Interesting things about ASCII

Reference: https://cdn.cs50.net/2015/x/psets/0/pset0/pset0.html

  • 0 is 0000000 - is the NIL character also used in C as the string termination character (or \0)
  • 127 is 1111111 - the DEL character since when using paper tape if you make a mistake, you can overwrite by punching holes in all places i.e. 1111111
  • The first 30 characters after NIL are control characters
  • 32 is a space followed by several other punctuation characters
  • 48 to 57 are the decimal digits where 48 is 0 and represented by 0110000 in binary so that the last 4 digits follow their binary equiavlent
  • 65 to 90 are the upper case characters where 65 is A and represented by 1000001 in binary
  • 97 to 123 are the lower case characters where 97 is a and represented by 1100001 in binary so that conversion from upper case to lower case can be done by flipping just one bit

Compilers

For clang there are 4 major steps done by the compiler:

  1. Preprossing
  2. Compilation
  3. Assembling
  4. Linking

Preprocessing

The preprocessor handles the preprocessor directives, i.e. lines beginning with a # e.g. #include, #define To run clang to the preprocessing stage only pass the -E flag.

clang -E hello.c > hello2.c

Compilation

The compiler actually compiles the C program down to assembly. To run clang to the compilation stage only pass the -S flag. Assembler code is very processor specific.

clang -S hello2.c       # outputs hello2.s

Assembler

The assembler takes assembly code and outputs machine code. Pass clang the -c flag to only go as far as assembling.

clang -c hello2.s       # or clang -c hello2.c, or clang -c hello.c

This is more of a translation than a compilation and it is relatively easy to translate from assembly to machine code with a translation table.

Linking

Finally linking combines all object files into one file which can be executed. This is very system dependent. By specifying a series of .o files to clang, it won't need to preprocess, compile or assemble these files again. If the source code includes standard library headers e.g. match.h, then this can be linked in using -lm:

clang -o hello2.o -lm

Note all -l flags must come at the end of the command.

Libraries

C libraries are typically distributed with two parts - a header file declaring all the functions in the library, and a binary file containing the implementations of the functions as an executable. Source code is not usually included. To use a library in another program, include a link to the header file in the source code and then link in the executable during compilation.

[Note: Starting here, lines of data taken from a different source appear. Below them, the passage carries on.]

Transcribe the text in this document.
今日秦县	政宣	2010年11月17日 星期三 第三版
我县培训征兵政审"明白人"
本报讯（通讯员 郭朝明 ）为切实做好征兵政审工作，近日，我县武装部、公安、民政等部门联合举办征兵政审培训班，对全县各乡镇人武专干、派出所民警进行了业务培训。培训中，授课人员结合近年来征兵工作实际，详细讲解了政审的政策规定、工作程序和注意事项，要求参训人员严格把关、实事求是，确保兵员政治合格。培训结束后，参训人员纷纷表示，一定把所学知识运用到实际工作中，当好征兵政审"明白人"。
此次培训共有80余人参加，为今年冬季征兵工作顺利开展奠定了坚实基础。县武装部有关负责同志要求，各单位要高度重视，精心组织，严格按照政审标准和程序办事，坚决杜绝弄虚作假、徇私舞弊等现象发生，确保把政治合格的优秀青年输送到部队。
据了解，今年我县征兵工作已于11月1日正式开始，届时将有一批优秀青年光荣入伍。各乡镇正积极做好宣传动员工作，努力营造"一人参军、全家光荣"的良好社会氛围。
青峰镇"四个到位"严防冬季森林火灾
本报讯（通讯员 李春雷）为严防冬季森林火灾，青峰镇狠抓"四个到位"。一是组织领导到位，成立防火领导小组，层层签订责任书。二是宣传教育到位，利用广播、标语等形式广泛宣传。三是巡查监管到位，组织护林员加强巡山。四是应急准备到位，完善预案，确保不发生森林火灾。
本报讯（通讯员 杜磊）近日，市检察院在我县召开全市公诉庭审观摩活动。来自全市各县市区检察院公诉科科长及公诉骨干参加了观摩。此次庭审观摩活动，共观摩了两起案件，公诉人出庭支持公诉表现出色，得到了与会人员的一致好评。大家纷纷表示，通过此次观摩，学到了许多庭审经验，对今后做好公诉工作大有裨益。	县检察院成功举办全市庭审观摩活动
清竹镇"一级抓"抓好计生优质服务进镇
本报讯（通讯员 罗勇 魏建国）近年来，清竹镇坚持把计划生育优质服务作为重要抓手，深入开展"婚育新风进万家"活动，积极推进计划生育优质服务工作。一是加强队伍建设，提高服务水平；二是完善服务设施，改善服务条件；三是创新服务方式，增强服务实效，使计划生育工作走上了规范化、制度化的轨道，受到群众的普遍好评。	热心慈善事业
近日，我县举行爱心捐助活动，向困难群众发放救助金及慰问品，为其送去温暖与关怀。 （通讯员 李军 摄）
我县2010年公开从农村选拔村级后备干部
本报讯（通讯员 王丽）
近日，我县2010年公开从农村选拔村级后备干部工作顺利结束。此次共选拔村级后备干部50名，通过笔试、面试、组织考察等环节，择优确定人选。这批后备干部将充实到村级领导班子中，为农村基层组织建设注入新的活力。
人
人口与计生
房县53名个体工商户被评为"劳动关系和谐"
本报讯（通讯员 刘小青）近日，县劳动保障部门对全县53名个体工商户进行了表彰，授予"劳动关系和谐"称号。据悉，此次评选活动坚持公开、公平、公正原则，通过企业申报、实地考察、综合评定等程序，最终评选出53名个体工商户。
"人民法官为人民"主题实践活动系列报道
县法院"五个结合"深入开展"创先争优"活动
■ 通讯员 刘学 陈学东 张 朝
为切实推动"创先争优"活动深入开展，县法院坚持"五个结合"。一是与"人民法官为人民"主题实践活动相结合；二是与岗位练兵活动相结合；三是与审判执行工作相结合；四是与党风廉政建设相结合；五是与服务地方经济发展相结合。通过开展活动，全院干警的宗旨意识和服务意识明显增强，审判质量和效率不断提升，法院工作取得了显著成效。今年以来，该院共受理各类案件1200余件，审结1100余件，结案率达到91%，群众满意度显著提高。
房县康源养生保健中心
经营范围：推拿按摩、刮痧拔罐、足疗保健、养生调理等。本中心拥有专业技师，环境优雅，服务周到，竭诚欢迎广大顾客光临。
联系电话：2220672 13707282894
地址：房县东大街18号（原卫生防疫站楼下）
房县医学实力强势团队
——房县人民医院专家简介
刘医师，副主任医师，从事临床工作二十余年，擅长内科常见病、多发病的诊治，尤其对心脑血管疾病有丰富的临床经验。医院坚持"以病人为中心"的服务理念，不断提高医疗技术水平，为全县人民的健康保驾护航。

Header files for standard libraries are usually found in /usr/include and are included using angle brackets e.g. #include <stdio.h>.

Header files for other files are included using quotes e.g. #include "myotherlibrary.h".

Clang

A typical call to build a source file is:

clang -ggdb3 -O0 -std=c99 -Wall -Werror mario.c  -lcs50 -lm -o mario
  • clang is the name of the compiler (other options are gcc)
  • -ggdb3 includes debugging information in the binaries so that it can be debugged by e.g. gdb
  • -Wall ensures all warning messages are shown
  • -Werror exits the compiler if there are any warning messages (default behaviour without this is to still build the code providing there are no errors)
  • mario.c is the name of the source code file to compile
  • -lxxx links in any other libraries required e.g. -lm links in math
  • -o mario specifies the executable should be named mario

Precendence

  • Inner Parentheses Outward
  • i++, i--
  • *x, &x ++i, --i
  • *, /, %
  • +, -